If it landed on red 10 times in a row so far, the odds of landing another red on the next round are almost 50%. Gambler's fallacy is so much fun to observe at the tables though :)


Under the assumption that it is a fair table. So what is the likelihood that it is a fair table knowing that 1% of tables play 80% red?


In The Newtonian Casino (Might be called something else in the US) students who built computers in their shoes (in the 1970s!) to predict the outcome of roulette wheels discovered that lots of wheels had pretty severe tilts (which affected outcome) and that skilled croupiers had a "signature" -- they knew that particular wheel very well, and had practiced many times, and could increase their chance of hitting a particular number. (This is described in the chapter titled "Lady Luck").

It's a good book!

https://www.amazon.co.uk/Newtonian-Penguin-Science-29-Aug-19...

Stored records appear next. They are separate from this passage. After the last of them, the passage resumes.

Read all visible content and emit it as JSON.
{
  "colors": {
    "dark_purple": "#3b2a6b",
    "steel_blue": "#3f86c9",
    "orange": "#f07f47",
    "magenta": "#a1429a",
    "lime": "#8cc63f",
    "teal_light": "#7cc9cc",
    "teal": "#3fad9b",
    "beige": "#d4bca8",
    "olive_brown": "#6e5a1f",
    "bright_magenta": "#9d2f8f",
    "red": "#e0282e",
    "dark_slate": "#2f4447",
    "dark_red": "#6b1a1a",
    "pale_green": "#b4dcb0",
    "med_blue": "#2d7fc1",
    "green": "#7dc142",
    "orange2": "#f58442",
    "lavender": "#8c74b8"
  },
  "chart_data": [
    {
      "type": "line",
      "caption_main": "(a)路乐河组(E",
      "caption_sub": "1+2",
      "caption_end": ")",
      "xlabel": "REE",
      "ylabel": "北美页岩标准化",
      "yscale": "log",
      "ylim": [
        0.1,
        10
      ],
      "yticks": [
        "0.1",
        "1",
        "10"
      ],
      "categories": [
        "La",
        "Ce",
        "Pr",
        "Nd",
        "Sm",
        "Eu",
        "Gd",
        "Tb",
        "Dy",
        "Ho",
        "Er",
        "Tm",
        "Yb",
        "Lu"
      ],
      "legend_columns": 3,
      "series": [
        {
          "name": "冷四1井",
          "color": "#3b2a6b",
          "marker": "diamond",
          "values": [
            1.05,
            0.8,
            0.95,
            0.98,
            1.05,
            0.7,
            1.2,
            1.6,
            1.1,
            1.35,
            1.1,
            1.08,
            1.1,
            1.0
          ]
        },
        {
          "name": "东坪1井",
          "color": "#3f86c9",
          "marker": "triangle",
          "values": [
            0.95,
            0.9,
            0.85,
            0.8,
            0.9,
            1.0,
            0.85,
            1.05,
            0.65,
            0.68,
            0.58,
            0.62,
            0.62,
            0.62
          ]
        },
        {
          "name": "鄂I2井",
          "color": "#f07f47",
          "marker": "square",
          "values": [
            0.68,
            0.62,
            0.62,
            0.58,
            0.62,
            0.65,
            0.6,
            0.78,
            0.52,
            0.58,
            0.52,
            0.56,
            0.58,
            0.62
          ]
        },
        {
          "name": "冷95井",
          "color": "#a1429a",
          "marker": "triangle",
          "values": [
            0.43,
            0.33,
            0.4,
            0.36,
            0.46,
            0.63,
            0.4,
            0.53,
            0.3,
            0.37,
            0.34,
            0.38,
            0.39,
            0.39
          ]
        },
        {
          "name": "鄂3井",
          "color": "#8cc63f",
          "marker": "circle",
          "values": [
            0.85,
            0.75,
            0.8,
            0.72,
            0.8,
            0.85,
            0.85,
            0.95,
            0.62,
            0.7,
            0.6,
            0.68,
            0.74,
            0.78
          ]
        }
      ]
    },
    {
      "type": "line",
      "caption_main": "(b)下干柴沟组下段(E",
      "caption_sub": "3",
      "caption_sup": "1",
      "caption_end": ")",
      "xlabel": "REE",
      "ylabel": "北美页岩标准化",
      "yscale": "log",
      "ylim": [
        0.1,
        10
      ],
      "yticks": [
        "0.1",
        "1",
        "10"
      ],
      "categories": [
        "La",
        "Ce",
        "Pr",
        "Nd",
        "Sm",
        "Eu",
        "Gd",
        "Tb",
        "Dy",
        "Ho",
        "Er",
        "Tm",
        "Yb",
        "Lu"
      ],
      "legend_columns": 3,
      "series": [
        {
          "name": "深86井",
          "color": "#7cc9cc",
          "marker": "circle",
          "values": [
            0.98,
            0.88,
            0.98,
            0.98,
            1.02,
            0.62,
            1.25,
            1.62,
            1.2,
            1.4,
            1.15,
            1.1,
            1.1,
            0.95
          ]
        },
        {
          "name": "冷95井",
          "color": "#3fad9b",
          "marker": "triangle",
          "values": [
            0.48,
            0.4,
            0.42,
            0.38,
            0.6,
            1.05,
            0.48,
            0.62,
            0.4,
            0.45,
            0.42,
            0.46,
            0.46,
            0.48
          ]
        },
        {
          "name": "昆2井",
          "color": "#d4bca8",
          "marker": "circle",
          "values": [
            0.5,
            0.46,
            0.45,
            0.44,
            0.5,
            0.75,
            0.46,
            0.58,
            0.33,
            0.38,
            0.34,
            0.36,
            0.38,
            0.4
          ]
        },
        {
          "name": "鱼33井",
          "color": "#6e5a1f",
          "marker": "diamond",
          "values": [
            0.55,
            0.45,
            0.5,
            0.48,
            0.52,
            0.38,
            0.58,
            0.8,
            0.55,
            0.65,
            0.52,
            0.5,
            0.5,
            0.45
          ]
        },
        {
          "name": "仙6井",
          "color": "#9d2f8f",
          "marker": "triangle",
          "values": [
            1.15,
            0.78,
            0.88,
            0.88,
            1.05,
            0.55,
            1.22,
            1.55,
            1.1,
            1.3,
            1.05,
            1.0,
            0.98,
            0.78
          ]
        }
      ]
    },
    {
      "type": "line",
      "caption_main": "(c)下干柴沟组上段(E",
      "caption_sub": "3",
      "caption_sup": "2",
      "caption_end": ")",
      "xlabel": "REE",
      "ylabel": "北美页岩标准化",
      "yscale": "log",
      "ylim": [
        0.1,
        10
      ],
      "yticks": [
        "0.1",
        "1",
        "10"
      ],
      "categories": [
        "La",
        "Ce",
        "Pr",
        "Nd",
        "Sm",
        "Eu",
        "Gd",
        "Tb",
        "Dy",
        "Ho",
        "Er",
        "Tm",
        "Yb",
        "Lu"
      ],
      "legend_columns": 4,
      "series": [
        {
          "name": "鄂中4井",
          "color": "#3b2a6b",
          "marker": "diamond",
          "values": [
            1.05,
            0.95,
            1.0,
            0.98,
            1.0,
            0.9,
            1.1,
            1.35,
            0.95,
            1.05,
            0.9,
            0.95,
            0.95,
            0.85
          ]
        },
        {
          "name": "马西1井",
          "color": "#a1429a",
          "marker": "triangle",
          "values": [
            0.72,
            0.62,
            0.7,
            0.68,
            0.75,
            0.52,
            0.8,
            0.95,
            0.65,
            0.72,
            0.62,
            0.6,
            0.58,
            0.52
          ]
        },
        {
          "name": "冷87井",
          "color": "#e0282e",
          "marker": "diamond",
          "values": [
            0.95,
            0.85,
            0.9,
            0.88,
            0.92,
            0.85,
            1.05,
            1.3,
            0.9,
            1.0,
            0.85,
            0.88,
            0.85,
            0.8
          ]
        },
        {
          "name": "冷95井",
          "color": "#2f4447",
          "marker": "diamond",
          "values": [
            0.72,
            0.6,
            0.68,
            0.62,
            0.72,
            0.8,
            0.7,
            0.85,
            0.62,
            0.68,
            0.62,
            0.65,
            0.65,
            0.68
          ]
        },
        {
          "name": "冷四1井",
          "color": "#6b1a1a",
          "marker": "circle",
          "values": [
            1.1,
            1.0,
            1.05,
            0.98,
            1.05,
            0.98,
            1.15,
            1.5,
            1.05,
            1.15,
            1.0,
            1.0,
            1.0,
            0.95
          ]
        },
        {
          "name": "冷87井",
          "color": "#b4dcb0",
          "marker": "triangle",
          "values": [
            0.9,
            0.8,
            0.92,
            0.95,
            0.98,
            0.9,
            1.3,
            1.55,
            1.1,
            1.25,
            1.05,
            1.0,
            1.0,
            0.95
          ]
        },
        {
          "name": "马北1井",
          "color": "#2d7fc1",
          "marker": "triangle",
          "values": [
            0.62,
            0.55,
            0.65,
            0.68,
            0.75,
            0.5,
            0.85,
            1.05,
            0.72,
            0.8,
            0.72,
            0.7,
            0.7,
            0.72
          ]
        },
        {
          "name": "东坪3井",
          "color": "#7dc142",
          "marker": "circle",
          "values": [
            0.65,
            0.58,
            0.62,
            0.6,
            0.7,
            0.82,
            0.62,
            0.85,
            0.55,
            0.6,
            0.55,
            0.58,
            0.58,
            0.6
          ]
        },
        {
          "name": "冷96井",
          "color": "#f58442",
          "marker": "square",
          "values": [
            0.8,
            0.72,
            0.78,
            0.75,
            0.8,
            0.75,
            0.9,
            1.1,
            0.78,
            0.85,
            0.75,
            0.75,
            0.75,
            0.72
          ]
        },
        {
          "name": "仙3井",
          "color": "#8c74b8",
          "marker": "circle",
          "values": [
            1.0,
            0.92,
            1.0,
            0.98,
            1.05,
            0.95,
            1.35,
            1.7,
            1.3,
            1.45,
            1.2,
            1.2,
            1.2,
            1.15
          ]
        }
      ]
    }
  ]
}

It's supposedly possible to predict to a reasonable degree of accuracy where a roulette ball will land if you know its speed (ie time it hits the wheel, and time to pass a predefined marker).

https://www.insidescience.org/news/physics-knowledge-can-til...


Also: Don't forget green. The 0 and 00 slices of the wheel are green because that's where the house makes their money.


I remember an experiment in high school math of some variety.

The teacher had us all "guess" what twenty coin flips would look like. The longest any streak any student wrote on their paper was maybe 4-ish in a row or something.

He then had us all actually flip the coins and record the results. One student had like 11 in a row, most hit a streak of somewhere between 5-8 of the same result.

Lesson learned, we're really bad at guessing 50/50 streaks.


Empirically, you should (~85% of the time) be seeing a streak of about 3-6; anything 8 or larger has a probability of about 1 in 20.


To a rough approximation, 20 coin flips gives you 16 chances to get a 1/16 probability event of 5 in a row of heads or tails, so the average number of 5-streaks is 1 per student. With 32 kids a class, add 5 more to the streak length to expect to see.